The funding will bring experts in wireless technology from all over the world to IIT Madras and provide engineering students at the institute an opportunity to learn and contribute to wireless innovations, according to a company release.

The Chair would focus on areas such as 3G and CDMA and technologies targeted at Indian market, according to Mr Kanwalinder Singh, President (India and SAARC), Qualcomm.

Through the company's design centres in Hyderabad and Bangalore, and with the Qualcomm Chair, the company continues to increase its R&D presence in the country, he told newspersons.

The Chair is the eighth to be set up in the institute.

The company has educational collaborations with institutes such as Massachusetts Institute of Technology and University of California, he added.

Prof S. Narayanan, Dean of Academic Research, IIT Madras, said that the funding, which is for five years and extendable, would help the institute attract faculty to work on wireless technologies.

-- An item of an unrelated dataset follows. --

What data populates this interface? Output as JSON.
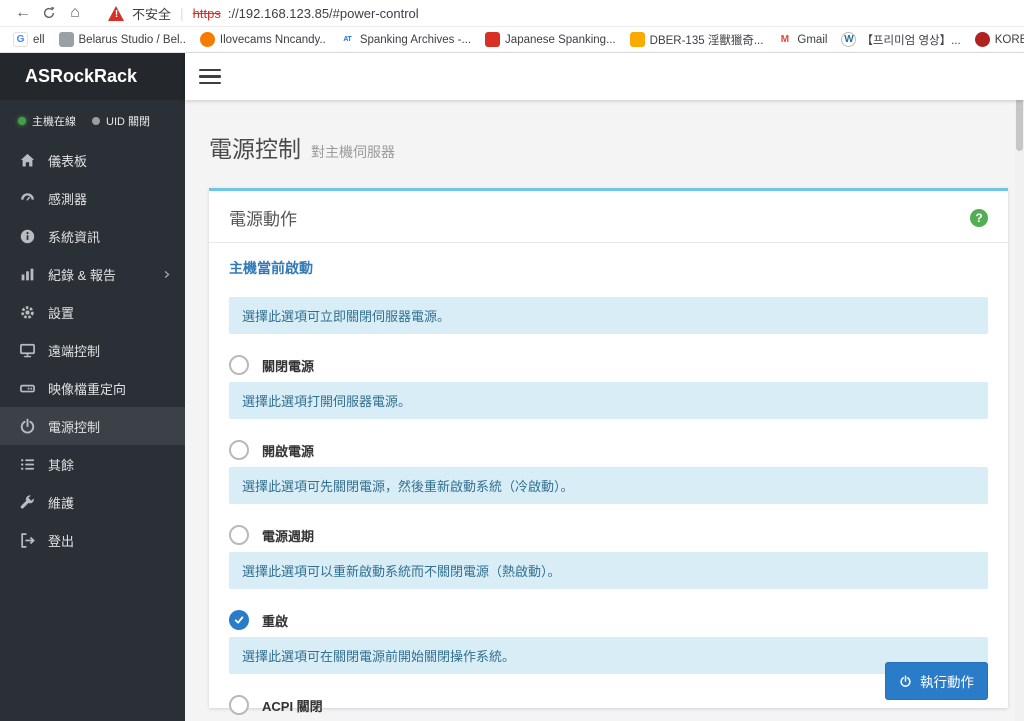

Prof M.S. Ananth, Director of IIT Madras, said that such a tie-up would enrich the educational atmosphere and attract "unlike minds" to bring in new ideas. The Chair is the eighth to be set up in the institute, he added.

Out of the total annual outlay, the institute gets Rs 100 crore from the Centre for plan and non-plan expenditure, around Rs 45 crore from sponsored research and consultancy and Rs 35 crore from fees.

"We have sought more funds from the Union Ministry of Human Resource Development," Prof Ananth said.